Monday, September 29, 2008

Toxic Religion

In Breaking the Spell: Religion as a Natural Phenomenon (Viking 2006), Daniel Dennett writes of how it is essential for society to carefully examine its religion and reform and change it as necessary so that we do not "pass on a legacy of ever more toxic forms of religion to our descendent's." It is an intriguing thought. Can something as good as religion be "toxic?"

The dictionary on my little MacBook that I am using to type this article defines the word "toxic" as "poisonous." Religion as a form of poison? Yes, I think all would agree, at least to a point, that it is true. When we encounter reports in the media of polygamous sects that "marry" fourteen and fifteen year old girls to old men in what really amounts to sex-slavery, we find ourselves appalled at such a repugnant notion.
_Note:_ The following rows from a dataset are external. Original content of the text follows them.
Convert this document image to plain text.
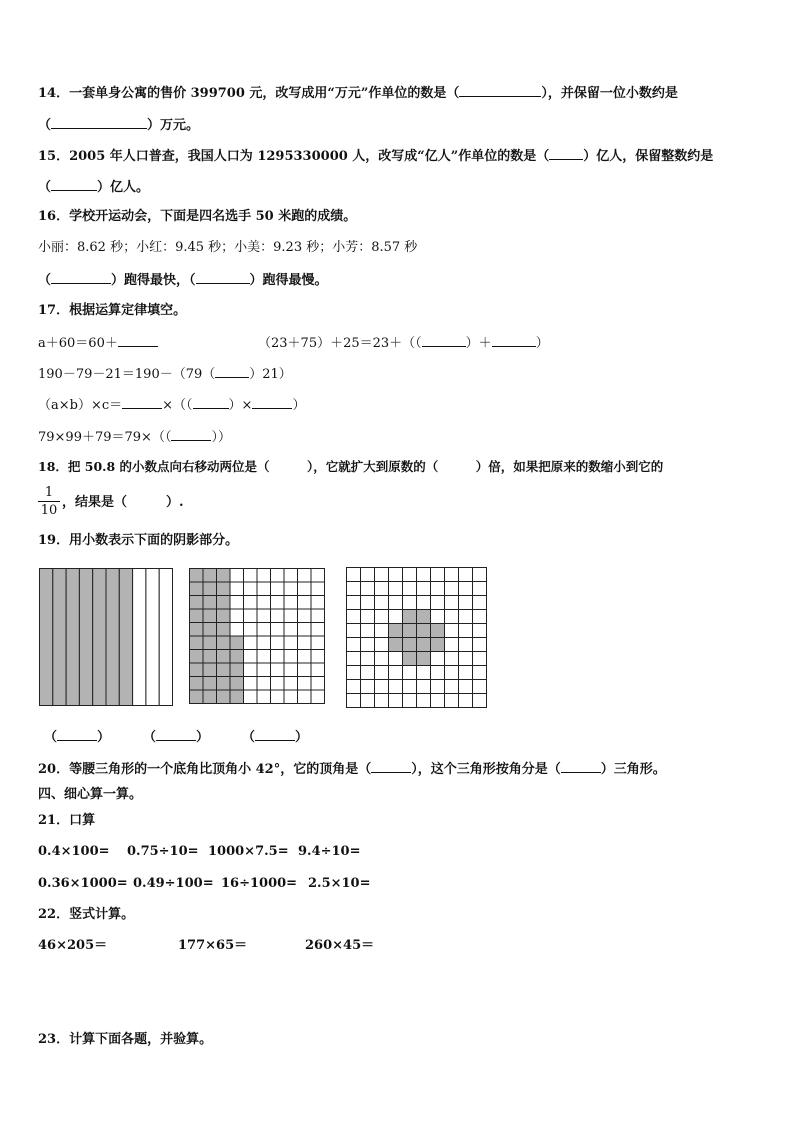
14．一套单身公寓的售价 399700 元，改写成用“万元”作单位的数是（	），并保留一位小数约是
（	）万元。
15．2005 年人口普查，我国人口为 1295330000 人，改写成“亿人”作单位的数是（	）亿人，保留整数约是
（	）亿人。
16．学校开运动会，下面是四名选手 50 米跑的成绩。
小丽：8.62 秒；小红：9.45 秒；小美：9.23 秒；小芳：8.57 秒
（	）跑得最快，（	）跑得最慢。
17．根据运算定律填空。
a＋60＝60＋	（23＋75）＋25＝23＋（（	）＋	）
190－79－21＝190－（79（	）21）
（a×b）×c＝	×（（	）×	）
79×99＋79＝79×（（	））
18．把 50.8 的小数点向右移动两位是（　　　），它就扩大到原数的（　　　）倍，如果把原来的数缩小到它的
$\frac{1}{10}$ ，结果是（　　　）.
19．用小数表示下面的阴影部分。
（	）	（	）	（	）
20．等腰三角形的一个底角比顶角小 42°，它的顶角是（	），这个三角形按角分是（	）三角形。
四、细心算一算。
21．口算
0.4×100= 0.75÷10= 1000×7.5= 9.4÷10=
0.36×1000= 0.49÷100= 16÷1000= 2.5×10=
22．竖式计算。
46×205＝	177×65＝	260×45＝
23．计算下面各题，并验算。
When we discover the motive behind all of this is religion, we are forced to say that, at least in this case, religion has become toxic.

There are other examples. We can think of the Branch Davidians and their "sinful messiah," bearing the sins of his community by making claim to his follower's wives. Or, maybe we might consider the Aryan Nations or other white supremacist "churches" which build a religion based on hate.

Well said, you agree, these forms of religion are nothing if not toxic. Indeed they are. However, the seeds of toxic religion plant themselves in much deeper soil, and are far more deceptive. I propose that the seeds of toxicity that produced such acts as 9/11 appear in many religious movements in America. This is not to say that common American religious movements would ever condone an act such as 9/11. Yet, we do see and hear of sentiments akin to such hate not so different on our television screens regularly.

One case that comes to mind is that of a popular television evangelist suggesting that AIDS is a punishment of a vindictive (he would no doubt say loving) God for homosexuality in America. If so, how do you account for the thousands infected that never had any contact with homosexuality or drug use? Should they suffer? Should innocent children? A religion with a vindictive God at its heart is a toxic religion.

Another prominent evangelist, who once publicly endorsed the Republican presidential candidate, has similarly pinned the fate of New Orleans on the wickedness of the city. Does God really do things like that?

Other prominent evangelical leaders have pooh-poohed global warming and done what they could to keep the faithful from supporting efforts to recue the planet. One writer of a popular fiction series concerning the return of Christ sees the whole world ending with all Jews being killed or becoming Christians. Although this writer may give lip service to a pro-Israel stance, is this not really the height of anti-Semitism? In the end, all Jews are gone.

There are Muslim haters and proclaimers of a future Christian/Muslim war-as if the crusades (also sparked by religious fervor) were not enough. Toxic religion seems to be everywhere. Moreover, we find it in most of the world's great faiths. There is Christian toxicity, Muslim toxicity, Jewish toxicity, and so on it goes. This begs a question: What is the common denominator?

In a word, xenophobia, a fear of the different and the new. Because of religion's tendency to xenophobia, it is often toxic. It is not just toxic in Baghdad or Jerusalem, or in New York, it is toxic here, right in our neighborhood, right in our own hearts and minds.

Healthy religion should serve to enlighten and make one more tolerant. However, often narrow-mindedness and a super literalism concerning the traditions and scriptures from the world's religions make religion quite toxic. Commonsense calls for a different approach. If something is not working anymore (if it ever did), it is madness to keep hanging onto it.

What we need to do is to take another look at our religions and ask if they really support a narrow-minded, "my way or no way" approach to life. Isn't there something universal in religion that preaches broadmindedness and love? Can we find that kernel of light in our religions? Can we fan that into a flame that burns so brightly that all toxicity burns away as so much dross? All religions I know of have some version of the Golden Rule in their traditions. Maybe that is the place to start. The world has about all the toxic religion it can endure. It is time for a revival. It is time for a reformation. It is time to put away toxic religion.